I don't have an answer and it makes me a bit peeved with myself. I remember being so self-assured in my early 20s. The combination of my religion, which I no longer espouse, and the warrior mentality that propelled me out of poverty gave me a sense of deep purpose. But the need to fight everyone and everything has dissipated in the wake of having reasonable financial comfort provided by the one person in my life I can count on, my spouse. He worships me and it is so easy to bask in that reflected glow, to get lost in it.
But surely I am more than what one man thinks of me; or is that alone enough? I want more than this, but I can't imagine that more is any better than what I have. When you add to this my current professional dissatisfaction with the one thing I used to be amazing at, it is difficult to evaluate who I am and what I am worth.

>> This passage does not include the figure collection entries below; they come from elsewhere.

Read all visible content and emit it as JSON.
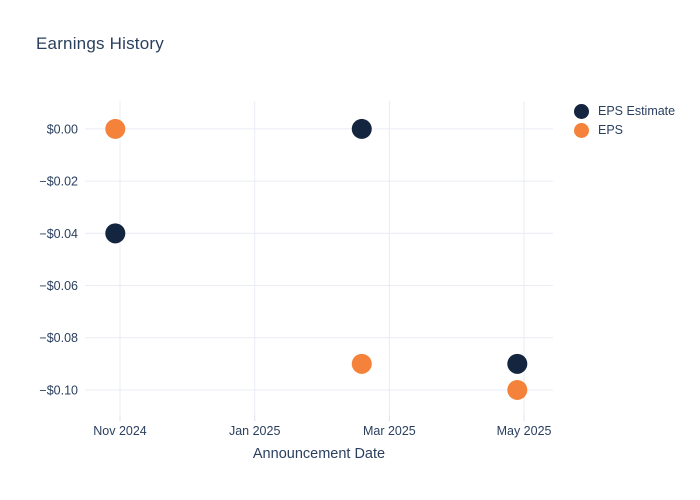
{
  "chart_data": {
    "type": "scatter",
    "title": "Earnings History",
    "xlabel": "Announcement Date",
    "ylabel": "",
    "grid": true,
    "legend_position": "outside-top-right",
    "marker_radius": 10,
    "x_axis": {
      "unit": "months since Nov 1 2024",
      "tick_values": [
        0,
        2,
        4,
        6
      ],
      "tick_labels": [
        "Nov 2024",
        "Jan 2025",
        "Mar 2025",
        "May 2025"
      ],
      "range": [
        -0.52,
        6.43
      ]
    },
    "y_axis": {
      "tick_values": [
        0,
        -0.02,
        -0.04,
        -0.06,
        -0.08,
        -0.1
      ],
      "tick_labels": [
        "$0.00",
        "−$0.02",
        "−$0.04",
        "−$0.06",
        "−$0.08",
        "−$0.10"
      ],
      "range": [
        -0.1096,
        0.0107
      ]
    },
    "series": [
      {
        "name": "EPS Estimate",
        "color": "#142540",
        "points": [
          {
            "x": -0.07,
            "y": -0.04,
            "date_est": "late Oct 2024"
          },
          {
            "x": 3.59,
            "y": 0.0,
            "date_est": "mid-late Feb 2025"
          },
          {
            "x": 5.9,
            "y": -0.09,
            "date_est": "late Apr 2025"
          }
        ]
      },
      {
        "name": "EPS",
        "color": "#f5823b",
        "points": [
          {
            "x": -0.07,
            "y": 0.0,
            "date_est": "late Oct 2024"
          },
          {
            "x": 3.59,
            "y": -0.09,
            "date_est": "mid-late Feb 2025"
          },
          {
            "x": 5.9,
            "y": -0.1,
            "date_est": "late Apr 2025"
          }
        ]
      }
    ],
    "colors": {
      "text": "#2a3f5f",
      "grid": "#e9ecf4",
      "tick": "#dde1ec",
      "background": "#ffffff"
    }
  }
}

Do I push through professionally and keep slogging away at it, believing that this hatred of my profession is a small moment brought on by the stresses of graduate school? This seems to be what the successful students seem to do. But how do they know this? Why does the system have to be designed to make you feel lower than the dust of the earth? How is that empowering me to do great things?
Does my profession even need to factor in to who I am as a human being? I feel like people who base their lives on their job or social position seem somehow more disappointed when things work out than people who don't. But don't you need a bit of this in order to be passionate about your job?
The most frustrating part of this situation is that I don't see a solution. I neither want to be simply a spouse of my biggest fan, or simply a professional in my field. I want value outside of these things and I don't have any idea how one achieves that.